We have the technology now to make a crapbox deathtrap that only needs to slow down to under 15 mph somewhere near a quicklube every 15000 miles, in order to last 500000 miles. The stripped-down car concept is explored by Polaris with the Slingshot, which is legally classified as a motorcycle, in order to build to a lower passenger safety standard. You're going to wear a helmet in your car, right? [wink]


older cars were more repairable. reliability is harder to make a blanket statement about.

the most important difference IMO is that older cars are now dangerously unsafe by modern standards, by orders of magnitude. crumple zones, multiple airbags, pedestrian scoops, and now driver-assists like emergency braking.


Cars are a bit of an anomalous category here. Driving is a pretty dangerous activity, so it's pretty sensible to give up some reliability & repair-ability in order for a safer road-coffin.
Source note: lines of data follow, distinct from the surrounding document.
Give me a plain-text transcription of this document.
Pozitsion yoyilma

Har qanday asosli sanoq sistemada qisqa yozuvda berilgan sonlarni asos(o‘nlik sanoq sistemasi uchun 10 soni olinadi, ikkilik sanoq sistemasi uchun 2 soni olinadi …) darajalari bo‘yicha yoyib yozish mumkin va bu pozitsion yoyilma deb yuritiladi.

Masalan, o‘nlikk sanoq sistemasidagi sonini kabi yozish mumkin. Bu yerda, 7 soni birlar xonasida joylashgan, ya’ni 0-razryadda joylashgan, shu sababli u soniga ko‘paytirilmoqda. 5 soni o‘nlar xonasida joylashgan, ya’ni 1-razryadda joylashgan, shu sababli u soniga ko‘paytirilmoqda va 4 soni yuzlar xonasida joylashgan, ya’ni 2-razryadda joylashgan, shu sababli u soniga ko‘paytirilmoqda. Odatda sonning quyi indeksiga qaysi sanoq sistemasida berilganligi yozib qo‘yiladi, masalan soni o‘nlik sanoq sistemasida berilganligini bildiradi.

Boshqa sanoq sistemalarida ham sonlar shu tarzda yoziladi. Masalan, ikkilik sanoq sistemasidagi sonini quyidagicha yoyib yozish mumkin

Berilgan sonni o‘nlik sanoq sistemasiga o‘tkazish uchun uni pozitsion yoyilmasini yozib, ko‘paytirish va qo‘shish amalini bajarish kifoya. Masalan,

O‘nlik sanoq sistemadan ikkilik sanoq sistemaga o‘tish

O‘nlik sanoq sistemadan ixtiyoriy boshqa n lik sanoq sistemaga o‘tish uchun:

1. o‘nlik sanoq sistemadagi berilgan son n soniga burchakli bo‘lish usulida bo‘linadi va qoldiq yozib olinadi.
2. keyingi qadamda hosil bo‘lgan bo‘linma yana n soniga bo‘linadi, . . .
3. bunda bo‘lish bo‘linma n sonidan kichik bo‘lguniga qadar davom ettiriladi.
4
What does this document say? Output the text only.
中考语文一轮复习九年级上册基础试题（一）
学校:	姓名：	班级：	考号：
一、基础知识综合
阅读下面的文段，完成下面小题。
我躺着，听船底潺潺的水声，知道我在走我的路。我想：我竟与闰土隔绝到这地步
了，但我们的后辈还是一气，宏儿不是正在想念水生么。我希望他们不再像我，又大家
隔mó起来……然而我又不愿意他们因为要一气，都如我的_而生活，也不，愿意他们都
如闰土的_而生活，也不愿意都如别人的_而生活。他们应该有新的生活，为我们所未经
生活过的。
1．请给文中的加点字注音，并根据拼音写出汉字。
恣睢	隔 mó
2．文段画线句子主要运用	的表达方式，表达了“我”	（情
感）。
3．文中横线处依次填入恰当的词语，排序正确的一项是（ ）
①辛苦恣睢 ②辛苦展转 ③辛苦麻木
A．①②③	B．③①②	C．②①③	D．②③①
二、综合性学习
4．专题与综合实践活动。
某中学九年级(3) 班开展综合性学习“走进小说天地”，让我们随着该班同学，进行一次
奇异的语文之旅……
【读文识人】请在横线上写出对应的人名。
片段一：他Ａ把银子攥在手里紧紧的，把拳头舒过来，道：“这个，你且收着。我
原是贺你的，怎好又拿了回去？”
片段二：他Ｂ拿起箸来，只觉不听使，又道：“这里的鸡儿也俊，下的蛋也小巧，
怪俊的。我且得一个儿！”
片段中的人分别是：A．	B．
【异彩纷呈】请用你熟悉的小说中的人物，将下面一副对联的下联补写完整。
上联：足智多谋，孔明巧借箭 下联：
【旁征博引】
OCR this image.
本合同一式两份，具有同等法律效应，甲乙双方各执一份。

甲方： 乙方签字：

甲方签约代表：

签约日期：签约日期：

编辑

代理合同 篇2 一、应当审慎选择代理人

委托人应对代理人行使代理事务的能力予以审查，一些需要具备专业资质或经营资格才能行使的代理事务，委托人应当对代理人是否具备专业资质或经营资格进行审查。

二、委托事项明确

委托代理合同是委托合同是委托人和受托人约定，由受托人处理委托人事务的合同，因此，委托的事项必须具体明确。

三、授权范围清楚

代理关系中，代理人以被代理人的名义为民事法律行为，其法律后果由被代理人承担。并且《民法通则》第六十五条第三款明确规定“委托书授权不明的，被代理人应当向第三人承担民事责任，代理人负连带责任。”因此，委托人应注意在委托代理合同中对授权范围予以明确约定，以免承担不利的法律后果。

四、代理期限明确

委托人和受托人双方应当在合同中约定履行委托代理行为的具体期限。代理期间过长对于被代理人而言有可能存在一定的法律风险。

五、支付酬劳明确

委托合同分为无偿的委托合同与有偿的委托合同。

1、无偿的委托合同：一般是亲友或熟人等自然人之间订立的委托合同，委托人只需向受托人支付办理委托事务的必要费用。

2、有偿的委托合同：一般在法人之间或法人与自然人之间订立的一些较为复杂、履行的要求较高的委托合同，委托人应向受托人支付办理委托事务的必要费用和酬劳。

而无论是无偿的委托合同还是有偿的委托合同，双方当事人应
This is much less true for something like a fridge/thermostat/tractor.


I think cars are different because there _is_ so much competition in the market.


It is related to some extent. Things like brushed DC motors can be very reliable if you’re willing to replace brushes on occasion, but they’re wildly inefficient. Better motors need more complicated circuitry, and it’s easy to cheap out and make that circuitry unreliable. It’s certainly harder to repair.


Pretty much all audio equipment falls into this as well. A vintage marantz stereo is going to sound better than nearly anything on the floor at best buy today, and if something goes wrong you either pop in a new part and take the thing to someone who can solder a wire and read a schematic. Unlike a modern stereo that's a hunk of junk if a piece of critical plastic snaps in half or a cheap quality solder on the silicon board cracks out of warranty, not to mention the sound quality.


But how does the "vintage marantz" sound compared to something you can buy with, say, an hour's research with an internet search engine? Including price?

I don't know the answer to that. But I do know from experience that while your average $15 headbuds are total, absolute, utter garbage, that if you do your research there are $15 headbuds that sound pretty good. They may not be $100+ quality headphones, but for something that fits in my pocket they're quite credible. Don't just buy whatever one has finagled their way into Best Buy or the checkout counter at your grocery store, but that's not necessarily everything the market has to offer.


> But how does the "vintage marantz" sound compared to something you can buy with, say, an hour's research with an internet search engine? Including price?

Considerably better in the sub $300 range, and depends at the $600+ range. I'd personally go with the Marantz still, but I'd want to do some serious a/b testing.